The basic rationale for the decision is that the Fourth Amendment does not that police officer’s obtain a search warrant before they can conduct a protective sweep of an area they are lawfully in. Since the police were granted consent to enter the trailer (and why is it always a trailer?), their search of a closet to find the man they were looking for was reasonable in light of the circumstances. It seems to me to be a somewhat reasonable extension of the Buie case the allowed protective searches.

Whether or not protective searches can only be conducted pursuant to a search incident to arrest is an interesting question. It will be interesting to see if the Supreme Court takes it. I doubt they will, but who knows.
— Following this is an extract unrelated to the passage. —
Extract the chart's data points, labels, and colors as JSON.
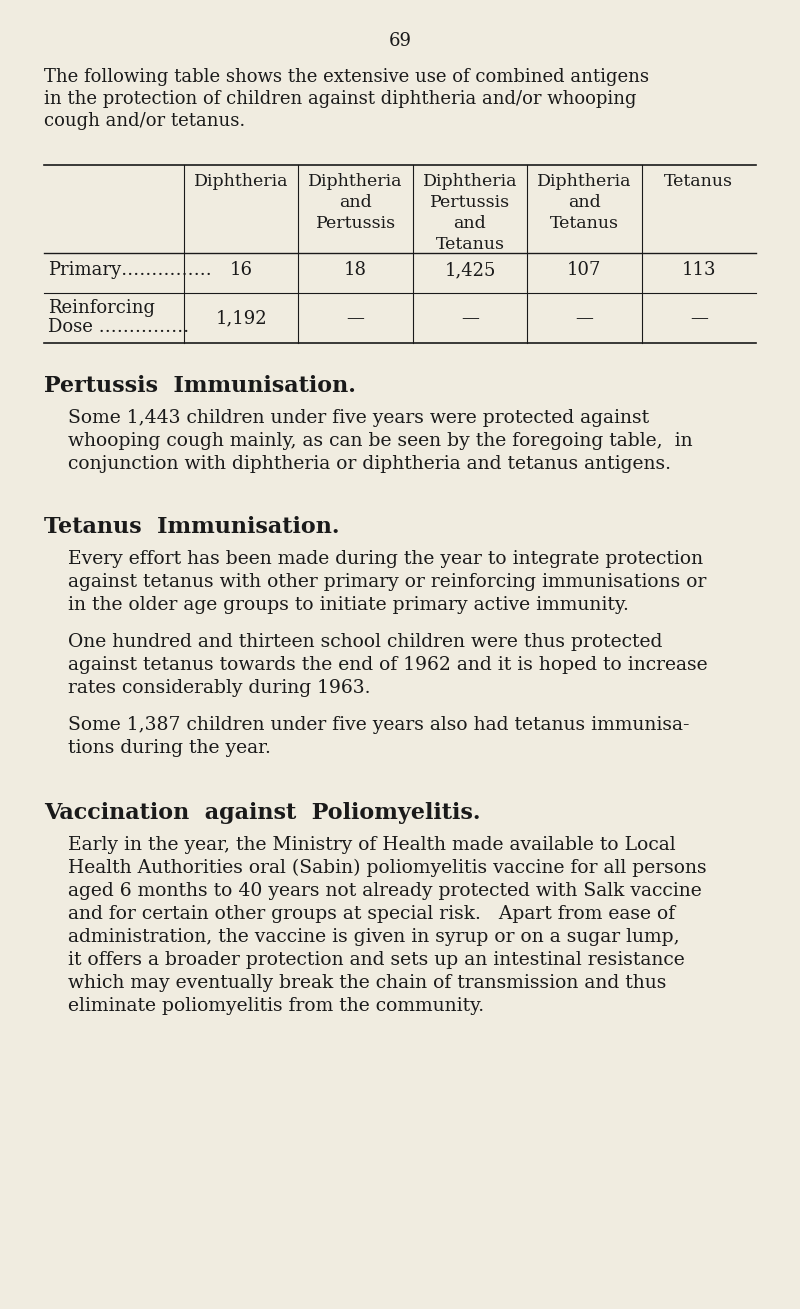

Yawn yourself. That’s a dishonest distinction. The court doesn’t require probable cause for criminal ctivities, but it does require probable cause for foreign intelligence activity. So, as I said, probable cause is still required – just not probable cause for criminal activity.

Are you saying this like it’s a good thing? Or am I misunderstanding you?

Yes there is.

It was one guy who was involved in drugs. He was recorded ordering a hit on a woman who was going to testify against him.

Everyone is focusing on New Orleans but there is more to Louisiana than just that one city.

I seem to remember reading the Buie decision upon which this case is largely predicated and being pissed. In Buie the police, after arresting the suspect, searched the basement “in case there was anyone down there.” Regardless of anything else, that excuse was total bullshit. It’s a basement. Presumably (and also presumably the police would have confirmed this before entering the home) there is one way in and out of the basement. If the police were really concerned that there was some nefarious person in the basement waiting to spring forth and do them an injury, the less intrusive way of assuring that wouldn’t happen would be to either guard the door or close and bar it. The cop in Buie went fishing and SCOTUS let him keep his catch.

This case appears to have been decided completely consistently with Buie, which means under the law the judges were correct but the result is IMHO wrong. Ranks right up there with such proud moments in law enforcement as “I smell marijuana.”

The issue is not ‘good’ or ‘bad.’ I am objecting to Chefguy’s inaccurate characterization of what the Patriot Act does.